Trump Administration Expands Counterterrorism Strategy to Include Cartels and Domestic Extremists
The Trump administration released a new counterterrorism strategy Wednesday that broadens U.S. national security policy to cover drug cartels and domestic extremist groups in addition to traditional jihadist threats. The 16-page document could expand the use of counterterrorism tools at home and abroad.
It identifies three main terrorist threats: narcoterrorists and transnational gangs, legacy Islamist terrorists, and violent left-wing extremists, including anarchists and anti-fascists. This marks a departure from post-9/11 approaches focused mainly on groups like ISIS and al Qaeda.
The strategy outlines a three-part plan: identify terrorist actors and plots before they happen, cut off funding and recruitment, and dismantle networks. Officials said this calls for wider use of intelligence, financial, and military tools against multiple threats.

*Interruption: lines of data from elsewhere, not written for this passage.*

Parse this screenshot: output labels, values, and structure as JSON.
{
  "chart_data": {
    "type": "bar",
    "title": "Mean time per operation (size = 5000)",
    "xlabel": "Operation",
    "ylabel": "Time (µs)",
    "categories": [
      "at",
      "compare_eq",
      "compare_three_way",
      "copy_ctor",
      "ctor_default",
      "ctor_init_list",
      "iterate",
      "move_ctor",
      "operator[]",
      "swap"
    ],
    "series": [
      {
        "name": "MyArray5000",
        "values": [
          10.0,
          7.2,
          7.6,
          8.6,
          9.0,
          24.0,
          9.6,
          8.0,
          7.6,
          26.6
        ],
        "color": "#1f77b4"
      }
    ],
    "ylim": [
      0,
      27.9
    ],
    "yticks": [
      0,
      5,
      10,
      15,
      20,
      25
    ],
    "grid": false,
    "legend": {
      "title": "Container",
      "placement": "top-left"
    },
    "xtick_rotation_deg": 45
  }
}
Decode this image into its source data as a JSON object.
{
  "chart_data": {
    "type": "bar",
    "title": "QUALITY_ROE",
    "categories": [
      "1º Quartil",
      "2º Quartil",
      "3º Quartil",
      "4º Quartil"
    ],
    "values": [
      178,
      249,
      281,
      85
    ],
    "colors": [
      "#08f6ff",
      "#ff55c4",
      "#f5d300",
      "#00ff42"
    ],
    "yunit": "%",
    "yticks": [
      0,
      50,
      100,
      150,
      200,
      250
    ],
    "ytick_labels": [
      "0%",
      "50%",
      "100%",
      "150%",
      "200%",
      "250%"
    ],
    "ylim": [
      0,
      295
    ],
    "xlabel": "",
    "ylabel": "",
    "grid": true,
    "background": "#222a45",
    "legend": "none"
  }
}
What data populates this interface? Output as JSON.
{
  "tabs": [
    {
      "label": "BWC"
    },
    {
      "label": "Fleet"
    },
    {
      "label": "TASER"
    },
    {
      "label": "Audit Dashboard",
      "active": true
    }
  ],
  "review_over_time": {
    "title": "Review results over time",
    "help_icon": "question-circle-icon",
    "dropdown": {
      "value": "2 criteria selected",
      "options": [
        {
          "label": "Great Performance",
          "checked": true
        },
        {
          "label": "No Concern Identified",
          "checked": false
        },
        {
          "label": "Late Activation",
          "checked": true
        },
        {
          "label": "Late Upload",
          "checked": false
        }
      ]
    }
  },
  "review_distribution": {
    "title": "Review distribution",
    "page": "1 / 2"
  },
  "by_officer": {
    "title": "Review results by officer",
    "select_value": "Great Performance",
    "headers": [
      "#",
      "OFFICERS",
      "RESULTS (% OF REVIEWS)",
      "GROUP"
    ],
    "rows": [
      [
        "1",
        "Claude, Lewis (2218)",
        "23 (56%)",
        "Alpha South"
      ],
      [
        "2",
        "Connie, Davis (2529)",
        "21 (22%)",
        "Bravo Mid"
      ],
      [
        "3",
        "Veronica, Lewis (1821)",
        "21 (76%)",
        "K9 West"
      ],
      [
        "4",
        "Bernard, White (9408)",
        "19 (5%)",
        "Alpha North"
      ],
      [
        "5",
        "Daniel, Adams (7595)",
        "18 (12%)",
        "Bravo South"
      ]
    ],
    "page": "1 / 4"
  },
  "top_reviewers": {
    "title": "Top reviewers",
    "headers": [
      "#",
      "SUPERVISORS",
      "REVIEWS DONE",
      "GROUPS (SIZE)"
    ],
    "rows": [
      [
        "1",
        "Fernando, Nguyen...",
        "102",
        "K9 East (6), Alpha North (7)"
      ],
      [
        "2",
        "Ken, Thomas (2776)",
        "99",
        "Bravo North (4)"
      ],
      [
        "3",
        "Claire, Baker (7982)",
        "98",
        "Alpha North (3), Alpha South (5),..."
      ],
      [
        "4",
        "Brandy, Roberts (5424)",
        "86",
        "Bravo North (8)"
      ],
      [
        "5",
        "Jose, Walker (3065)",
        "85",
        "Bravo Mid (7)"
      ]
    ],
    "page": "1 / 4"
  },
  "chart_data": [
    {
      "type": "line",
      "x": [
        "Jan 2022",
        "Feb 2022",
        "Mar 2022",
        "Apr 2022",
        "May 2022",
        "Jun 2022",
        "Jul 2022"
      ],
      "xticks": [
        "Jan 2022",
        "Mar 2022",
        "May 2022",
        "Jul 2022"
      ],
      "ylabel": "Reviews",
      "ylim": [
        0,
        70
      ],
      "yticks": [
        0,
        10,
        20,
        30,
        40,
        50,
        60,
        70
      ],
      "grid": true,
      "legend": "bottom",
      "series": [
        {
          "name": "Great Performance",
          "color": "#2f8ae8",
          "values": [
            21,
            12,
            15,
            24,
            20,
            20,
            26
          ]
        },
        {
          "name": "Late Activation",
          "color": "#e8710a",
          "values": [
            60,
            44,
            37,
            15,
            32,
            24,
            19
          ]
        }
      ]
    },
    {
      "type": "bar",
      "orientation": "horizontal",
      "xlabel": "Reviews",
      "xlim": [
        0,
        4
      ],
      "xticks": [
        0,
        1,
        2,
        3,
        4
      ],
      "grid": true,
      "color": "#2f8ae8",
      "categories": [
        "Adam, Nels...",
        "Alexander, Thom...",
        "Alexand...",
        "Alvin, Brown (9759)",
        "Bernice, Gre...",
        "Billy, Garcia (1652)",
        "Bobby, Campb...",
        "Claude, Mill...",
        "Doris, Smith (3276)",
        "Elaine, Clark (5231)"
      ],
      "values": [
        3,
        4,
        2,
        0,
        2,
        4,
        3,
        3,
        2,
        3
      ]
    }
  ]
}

The document expands the terrorism definition in ways that could extend national security powers beyond jihadist groups. That opens the way for more military, intelligence, and law enforcement action against cartels and U.S.-based actors.
It criticizes the intelligence community for sticking to old threat views and sometimes acting in political ways. The approach pushes to redefine and carry out counterterrorism priorities.
The strategy now includes domestic extremist violence, especially from left-wing movements. White House counterterrorism chief Sebastian Gorka said the administration targets politically motivated violence at home and will use all constitutional tools to disrupt extremists.
Gorka cited recent attacks, including the killing of conservative activist Charlie Kirk. "If you look at the Tyler Robinson, as you mentioned, the murder of the assassin, of Charlie Kirk. If you look at Robert Westman, the murderer of the little children of the Annunciation Catholic School last year, we see an ideology that, ostensibly, began by preaching tolerance, being used by specific actors to wage violence against the most innocent, little children at Catholic schools at churches. This is a threat we will take very seriously."
"Whether you are right wing inspired or left being inspired, the point at which you advocate for violence or use violence yourself, for political purposes, means you are actually undertaking terrorism," Gorka added.
The plan calls for mapping and disrupting violent left-wing extremists with law enforcement powers. That could increase federal use of counterterrorism tools in domestic cases.
Drug cartels now rank as a core national security threat, placed alongside jihadist groups. Gorka called cartel violence a direct threat, noting drug smuggling deaths exceed U.S. combat fatalities over 70 years.
"More Americans were murdered by illicit drugs smuggled across the border by cartels in one year than in 70 years of combat fatalities of U.S. servicemen and women," he said. "They declared war on us. We are responding."
The strategy follows steps like designating major cartels as foreign terrorist organizations and military action against smuggling. Recent operations hit suspected drug boats in the Caribbean and eastern Pacific to fight narcoterrorism.
"If we know where you are, if you killed Americans, if you're plotting to kill Americans, within 72 hours, we can kill you, we can arrest you or we can kill you," Gorka said.
The document puts Iran at the heart of global terrorism as the top state-backed threat. "The greatest threat to the United States emanating from the Middle East comes specifically from Iran," it states, pointing to Tehran's military power and support for groups like Hezbollah.
Gorka agreed. "Nine out of ten times, you scratch the surface of that threat, and three nanometers later, you find Iran," he said.
The strategy pushes ongoing military, intelligence, and covert operations against Iran and its proxies until Tehran no longer threatens the United States. It also calls for more aggressive use of tools and pressure on allies to share the load in a broader counterterrorism effort.